TELL me more about the cost. Glass comes in three sizes — 43 inch for £649, 55 inch for £849, and 65 inch for £1,049. All come with the same features. Sky says this is a saving of 30 per cent on a similar TV and soundbar.


WHAT if I don’t want to splash out that much? Sky reckons most customers will pay for it monthly along with a TV package in the same way they pay for a phone handset and mobile contract.

The 43-inch TV is £13 a month, 55-inch £17 a month and the 65-inch £21 a month along with a Sky package. The per-month TV prices are for four-year contracts.

That is on top of a Sky TV package, starting from £26 a month for the Ultimate — meaning a TV and Sky costs from £39 a month.
Pucks to stream content to other TVs are £50 plus £10 per month subscription.

HOW does the cost compare to Q? The TV packages are about the same as for Q. The standard Ultimate is £26 a month on both. You are just paying extra for the TV set if you get it by paying monthly.

DOES this affect Now TV? Now TV is also provided over the Internet. It was launched in 2012 as a pay-as-you-go alternative to Sky’s pricier and longer-term contracts.

It initially focussed on movies but expanded to sports and most shows. It will continue as a service for viewers not wanting to commit to contracts or don’t need the full bells-and-whistles Sky service.

IS Sky Glass easy to use? The revamped interface might be the best bit.
A new Playlist will house all viewers’ favourite shows in one place — whether from Sky, iPlayer, Netflix or others. It still has a TV guide, but Sky says it thinks more people will rely on its recommendations as it learns what families like.

WHAT about voice control? You can talk directly to the telly and even wake it by saying: “Hello, Sky.” Follow that with “show me the game” and you should get the big Premier League fixture of the day.

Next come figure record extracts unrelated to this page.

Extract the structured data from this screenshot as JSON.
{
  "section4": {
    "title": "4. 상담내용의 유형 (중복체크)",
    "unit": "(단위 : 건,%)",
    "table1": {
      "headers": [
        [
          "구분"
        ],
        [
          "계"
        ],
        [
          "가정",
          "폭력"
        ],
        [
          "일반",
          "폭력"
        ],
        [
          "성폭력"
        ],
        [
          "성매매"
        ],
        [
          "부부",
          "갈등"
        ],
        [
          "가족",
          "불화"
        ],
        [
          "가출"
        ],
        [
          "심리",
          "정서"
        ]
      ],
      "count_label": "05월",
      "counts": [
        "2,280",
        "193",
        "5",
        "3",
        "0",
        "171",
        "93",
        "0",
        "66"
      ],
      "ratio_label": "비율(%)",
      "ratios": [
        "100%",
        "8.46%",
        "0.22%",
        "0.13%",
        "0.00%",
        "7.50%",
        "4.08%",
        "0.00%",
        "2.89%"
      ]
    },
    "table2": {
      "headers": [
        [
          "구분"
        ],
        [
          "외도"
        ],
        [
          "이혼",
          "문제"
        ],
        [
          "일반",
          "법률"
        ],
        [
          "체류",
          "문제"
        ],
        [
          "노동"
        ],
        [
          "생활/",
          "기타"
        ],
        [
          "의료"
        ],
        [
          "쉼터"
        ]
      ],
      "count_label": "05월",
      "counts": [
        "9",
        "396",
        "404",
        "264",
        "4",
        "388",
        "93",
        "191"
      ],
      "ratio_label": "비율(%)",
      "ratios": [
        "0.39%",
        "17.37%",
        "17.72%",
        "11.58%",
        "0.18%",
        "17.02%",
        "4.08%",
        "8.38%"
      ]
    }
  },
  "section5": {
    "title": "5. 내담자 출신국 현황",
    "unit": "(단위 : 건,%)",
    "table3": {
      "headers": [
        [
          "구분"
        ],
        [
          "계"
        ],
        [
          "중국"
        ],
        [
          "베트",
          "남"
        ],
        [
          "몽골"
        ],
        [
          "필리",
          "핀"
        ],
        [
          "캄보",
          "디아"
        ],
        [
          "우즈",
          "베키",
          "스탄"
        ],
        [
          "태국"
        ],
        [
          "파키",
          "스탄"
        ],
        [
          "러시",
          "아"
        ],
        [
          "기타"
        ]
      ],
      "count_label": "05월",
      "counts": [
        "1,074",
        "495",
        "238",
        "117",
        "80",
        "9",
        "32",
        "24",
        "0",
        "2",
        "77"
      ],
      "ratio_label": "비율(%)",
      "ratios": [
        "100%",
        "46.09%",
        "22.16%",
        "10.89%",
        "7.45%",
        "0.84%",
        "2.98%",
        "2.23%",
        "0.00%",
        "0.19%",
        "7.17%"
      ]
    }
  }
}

SO I don’t need a remote? As anyone who uses Alexa or Siri knows, voice control is a long way from perfect. So there is a remote for those days when you and Glass just aren’t on the same wavelength.

It also has a mic for when the noise in the living room means your voice won’t reach the telly.

WHAT if I have just spent my money on a flash new TV but want this new interface? For now, there is no option to get the new service with just a box and plug into a normal TV.

MY broadband is terrible. Should I get Glass? Absolutely not. You need fast and reliable internet, which millions of homes don’t have.
That is why Sky is set to offer Q via dish for many years to cater for those families.

WHAT else is different with Q? Sky Q has a hard drive built in so it can record and download shows to watch later. Many like keeping their favourite shows or movies, which they can’t do on Glass. In future Sky might add that to Glass. Also, Sky Q is not getting the swish new interface just yet.

WHAT does Glass look like? It is like a normal TV from the front, but with a soundbar at the base, and it is thicker to house the tech normally found in the set-top box. The TV also has a totally flat back for easy wall mounting.

It comes in five colours — black, pink, blue, green and white — and different wallpaper-style fascias can be added to the soundbar area.

Should I get it? If you are about to buy a new telly, and love Sky or want to get it, then yes. It will also appeal to those in flats who cannot get a dish — or snobs too embarrassed to have a dish on their home.


WHAT else can Glass do? A camera and motion sensor due to launch in the spring will enable you to use the TV for video calls, video games, fitness workouts and also watching shows or sports with others.

Zoom video calls will be available, with the camera following people if they move around the room.

Watch Together syncs TV content with other households so they can watch along together. Boxes down the side of the TV programme show other’s reactions, Gogglebox-style, as, say, a goal is scored or a film reaches a key moment.

The motion sensors allows for Nintendo Wii-style games and tracking fitness routines to make sure exercises are performed correctly.